Oh, but surveys are infamous for sampling errors and so forth, right?

Sure, but one must consider why Wahidullah Shahrani is Afghanistan's current Minister of Mines. Last year, his predecessor was accused of accepting a $30 million bribe from China for the rights to develop that copper mine the US military is keeping safe for them.

"If" number four:

Hamid Karzai is getting progressively more hostile toward the West.

Earlier this year, Karzai told a group of supporters that he might join the Taliban.

Is any more detail regarding this fact really necessary?

Exactly. On to the fifth "if".

Independent trader Jeff Macke asks Minyanville, "If the US could ever get to those resources, why in the world wouldn't Afghanistan nationalize them the second we dig them out?" offers further insight:

The judicial branch [in Afghanistan] is quite weak and regarded as corrupt. Property rights are a major constraint on business expansion. Land ownership is required as collateral for bank loans, and many people do not have title to the land they have occupied for generations. Other land has been appropriated by the military, police, or government. Popular perception is that property rights are for sale by the government to insiders with influence. Thus acquiring land or the rights to use land for business purposes is regarded as a bureaucratic ordeal fraught with many risks, including that the government might grant title to land but then re-appropriate it after investments have been made. Whether this is actually a prevalent practice or not, the perception that it is seems to be a strong hindrance to new investments.

Of Afghanistan's new national mining law, Paul Brinkley, deputy undersecretary of defense and director of the Task Force for Business and Stability Operations at the DOD says, "No one has tested that law; no one knows how it will stand up in a fight between the central government and the provinces."

"If" number six is posed, again, by Brinkley:

"The big question is, can this be developed in a responsible way, in a way that is environmentally and socially responsible?"

MetalMiner's Lisa Reisman scoffs at this, arguing, "We can't even get junior mining operations up and running in the US where we have the ability to implement and run 'sustainable' mines."

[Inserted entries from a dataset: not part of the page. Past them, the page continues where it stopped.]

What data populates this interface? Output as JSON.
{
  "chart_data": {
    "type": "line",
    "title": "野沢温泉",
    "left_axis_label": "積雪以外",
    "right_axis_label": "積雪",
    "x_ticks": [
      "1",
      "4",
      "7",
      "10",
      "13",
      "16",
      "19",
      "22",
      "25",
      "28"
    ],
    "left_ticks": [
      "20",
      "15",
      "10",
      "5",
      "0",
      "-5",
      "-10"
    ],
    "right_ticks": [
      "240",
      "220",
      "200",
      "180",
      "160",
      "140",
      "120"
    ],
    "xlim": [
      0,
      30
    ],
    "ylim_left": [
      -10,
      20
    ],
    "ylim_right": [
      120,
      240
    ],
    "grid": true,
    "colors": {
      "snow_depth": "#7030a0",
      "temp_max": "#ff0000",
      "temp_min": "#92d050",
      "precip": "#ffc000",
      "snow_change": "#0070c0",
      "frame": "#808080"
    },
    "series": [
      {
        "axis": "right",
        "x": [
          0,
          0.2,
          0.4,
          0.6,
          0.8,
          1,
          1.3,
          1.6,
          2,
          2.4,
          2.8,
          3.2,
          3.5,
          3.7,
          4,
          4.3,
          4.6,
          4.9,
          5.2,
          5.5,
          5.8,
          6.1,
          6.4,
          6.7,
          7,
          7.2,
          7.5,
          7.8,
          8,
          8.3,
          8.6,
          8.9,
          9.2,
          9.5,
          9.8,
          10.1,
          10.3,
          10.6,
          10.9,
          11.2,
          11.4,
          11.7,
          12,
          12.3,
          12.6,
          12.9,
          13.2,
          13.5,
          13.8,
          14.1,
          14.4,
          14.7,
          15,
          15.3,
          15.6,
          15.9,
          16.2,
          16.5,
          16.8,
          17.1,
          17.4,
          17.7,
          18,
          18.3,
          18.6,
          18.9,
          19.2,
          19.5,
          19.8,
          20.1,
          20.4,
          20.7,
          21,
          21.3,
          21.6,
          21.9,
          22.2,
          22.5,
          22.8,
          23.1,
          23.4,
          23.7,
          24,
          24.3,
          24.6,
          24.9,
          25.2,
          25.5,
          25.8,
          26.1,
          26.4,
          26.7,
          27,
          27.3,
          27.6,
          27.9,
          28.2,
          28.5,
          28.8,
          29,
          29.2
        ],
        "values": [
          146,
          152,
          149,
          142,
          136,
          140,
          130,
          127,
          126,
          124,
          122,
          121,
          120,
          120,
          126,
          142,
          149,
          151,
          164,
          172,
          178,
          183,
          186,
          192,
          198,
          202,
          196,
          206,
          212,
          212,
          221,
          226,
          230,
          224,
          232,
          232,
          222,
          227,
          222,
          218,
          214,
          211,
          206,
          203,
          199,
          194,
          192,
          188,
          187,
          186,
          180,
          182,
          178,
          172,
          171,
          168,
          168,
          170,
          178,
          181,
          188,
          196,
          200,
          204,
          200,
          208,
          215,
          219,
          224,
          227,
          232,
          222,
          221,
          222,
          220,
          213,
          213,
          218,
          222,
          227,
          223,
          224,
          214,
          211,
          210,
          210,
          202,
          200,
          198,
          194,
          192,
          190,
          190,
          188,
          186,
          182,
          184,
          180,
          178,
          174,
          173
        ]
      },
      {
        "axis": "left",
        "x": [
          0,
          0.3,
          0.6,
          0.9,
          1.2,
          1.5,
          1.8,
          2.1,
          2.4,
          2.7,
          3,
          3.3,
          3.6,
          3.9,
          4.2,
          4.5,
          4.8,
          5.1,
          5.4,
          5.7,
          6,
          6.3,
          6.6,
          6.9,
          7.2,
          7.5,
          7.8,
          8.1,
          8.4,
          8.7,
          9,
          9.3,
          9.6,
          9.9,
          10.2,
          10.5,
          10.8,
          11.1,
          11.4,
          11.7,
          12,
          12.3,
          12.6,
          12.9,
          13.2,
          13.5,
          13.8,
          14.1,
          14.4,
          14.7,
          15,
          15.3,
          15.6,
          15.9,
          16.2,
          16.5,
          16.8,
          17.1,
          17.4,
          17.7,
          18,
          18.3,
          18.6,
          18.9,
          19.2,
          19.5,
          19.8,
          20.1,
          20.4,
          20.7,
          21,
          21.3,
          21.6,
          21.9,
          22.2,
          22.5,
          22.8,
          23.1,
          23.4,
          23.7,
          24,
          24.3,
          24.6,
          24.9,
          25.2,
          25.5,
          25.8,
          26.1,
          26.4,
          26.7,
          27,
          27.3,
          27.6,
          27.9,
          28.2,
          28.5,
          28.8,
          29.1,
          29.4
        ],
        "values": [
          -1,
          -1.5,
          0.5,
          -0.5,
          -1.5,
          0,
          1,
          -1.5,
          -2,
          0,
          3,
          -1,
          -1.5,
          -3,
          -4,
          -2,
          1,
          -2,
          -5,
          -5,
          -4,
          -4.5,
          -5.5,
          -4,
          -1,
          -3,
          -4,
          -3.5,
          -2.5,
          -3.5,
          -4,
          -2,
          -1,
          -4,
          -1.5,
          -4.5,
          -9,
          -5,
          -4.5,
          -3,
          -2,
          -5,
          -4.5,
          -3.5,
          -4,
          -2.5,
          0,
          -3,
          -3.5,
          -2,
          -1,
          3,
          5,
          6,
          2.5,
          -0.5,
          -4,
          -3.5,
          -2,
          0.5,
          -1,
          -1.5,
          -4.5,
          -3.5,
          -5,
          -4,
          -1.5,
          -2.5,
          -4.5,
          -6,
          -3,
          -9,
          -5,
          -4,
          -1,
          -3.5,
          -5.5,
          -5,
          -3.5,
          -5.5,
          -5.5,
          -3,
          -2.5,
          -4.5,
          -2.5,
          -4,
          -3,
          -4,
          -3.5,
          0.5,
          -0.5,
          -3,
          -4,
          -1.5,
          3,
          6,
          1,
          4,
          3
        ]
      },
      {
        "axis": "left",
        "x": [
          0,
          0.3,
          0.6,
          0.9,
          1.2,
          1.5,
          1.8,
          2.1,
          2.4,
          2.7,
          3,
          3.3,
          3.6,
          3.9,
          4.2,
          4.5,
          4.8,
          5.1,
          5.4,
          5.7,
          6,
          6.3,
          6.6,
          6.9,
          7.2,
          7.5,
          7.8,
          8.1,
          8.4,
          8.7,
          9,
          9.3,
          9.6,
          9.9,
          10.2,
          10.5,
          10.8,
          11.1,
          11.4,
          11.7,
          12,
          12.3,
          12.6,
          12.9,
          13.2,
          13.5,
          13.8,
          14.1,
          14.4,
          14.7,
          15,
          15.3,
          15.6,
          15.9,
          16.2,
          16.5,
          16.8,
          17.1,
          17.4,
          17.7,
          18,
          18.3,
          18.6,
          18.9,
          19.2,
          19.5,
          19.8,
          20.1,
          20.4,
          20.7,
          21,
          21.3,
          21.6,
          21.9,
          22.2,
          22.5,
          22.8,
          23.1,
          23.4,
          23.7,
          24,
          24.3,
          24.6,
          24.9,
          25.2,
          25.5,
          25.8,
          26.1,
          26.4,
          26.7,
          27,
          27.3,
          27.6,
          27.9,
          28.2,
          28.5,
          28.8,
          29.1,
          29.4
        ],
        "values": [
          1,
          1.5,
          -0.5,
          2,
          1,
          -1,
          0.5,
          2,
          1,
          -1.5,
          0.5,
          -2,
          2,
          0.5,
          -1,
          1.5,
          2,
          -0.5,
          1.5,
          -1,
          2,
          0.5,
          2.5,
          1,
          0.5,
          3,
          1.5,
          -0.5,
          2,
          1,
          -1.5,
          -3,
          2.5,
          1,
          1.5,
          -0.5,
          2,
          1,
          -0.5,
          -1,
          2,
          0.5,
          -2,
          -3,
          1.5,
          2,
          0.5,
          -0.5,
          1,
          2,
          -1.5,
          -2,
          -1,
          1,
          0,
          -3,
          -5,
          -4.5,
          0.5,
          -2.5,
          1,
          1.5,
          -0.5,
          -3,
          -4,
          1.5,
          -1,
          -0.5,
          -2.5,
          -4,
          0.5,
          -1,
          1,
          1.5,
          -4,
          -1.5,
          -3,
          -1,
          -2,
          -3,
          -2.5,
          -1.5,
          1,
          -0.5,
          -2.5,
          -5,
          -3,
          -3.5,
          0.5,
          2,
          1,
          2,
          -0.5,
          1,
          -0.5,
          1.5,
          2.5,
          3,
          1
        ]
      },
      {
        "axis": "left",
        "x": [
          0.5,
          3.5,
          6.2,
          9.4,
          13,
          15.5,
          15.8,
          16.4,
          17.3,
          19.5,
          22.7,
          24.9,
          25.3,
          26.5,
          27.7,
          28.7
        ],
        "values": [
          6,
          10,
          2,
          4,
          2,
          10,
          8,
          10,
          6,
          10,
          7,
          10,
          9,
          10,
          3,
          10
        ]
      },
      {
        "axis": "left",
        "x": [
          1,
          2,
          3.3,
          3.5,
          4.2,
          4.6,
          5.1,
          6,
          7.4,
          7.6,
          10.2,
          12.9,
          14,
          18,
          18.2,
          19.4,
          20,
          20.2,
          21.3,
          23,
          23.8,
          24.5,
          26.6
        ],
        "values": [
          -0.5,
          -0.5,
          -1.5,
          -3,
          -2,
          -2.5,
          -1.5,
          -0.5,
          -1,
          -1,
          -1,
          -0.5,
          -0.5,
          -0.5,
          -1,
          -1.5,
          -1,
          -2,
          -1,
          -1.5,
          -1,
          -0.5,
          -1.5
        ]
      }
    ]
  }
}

Before mining companies like Freeport-McMoRan (FCX), Rio Tinto (RTP), BHP Billiton (BHP), Arcelor Mittal (MT), or Newmont Mining (NEM) get any ideas about heading to Afghanistan, a country that holds the dubious distinction of being named the "Most Dangerous Country in the World" by Forbes, in conjunction with risk-assessment firms iJet and Control Risks, handily beating out other contenders such as Somalia, Yemen, and the Russian Caucasus, it's important to remember one very important thing:

The six "ifs" listed above don't even come close to scratching the surface of the hundreds of thousands, if not millions, of other "ifs" involved.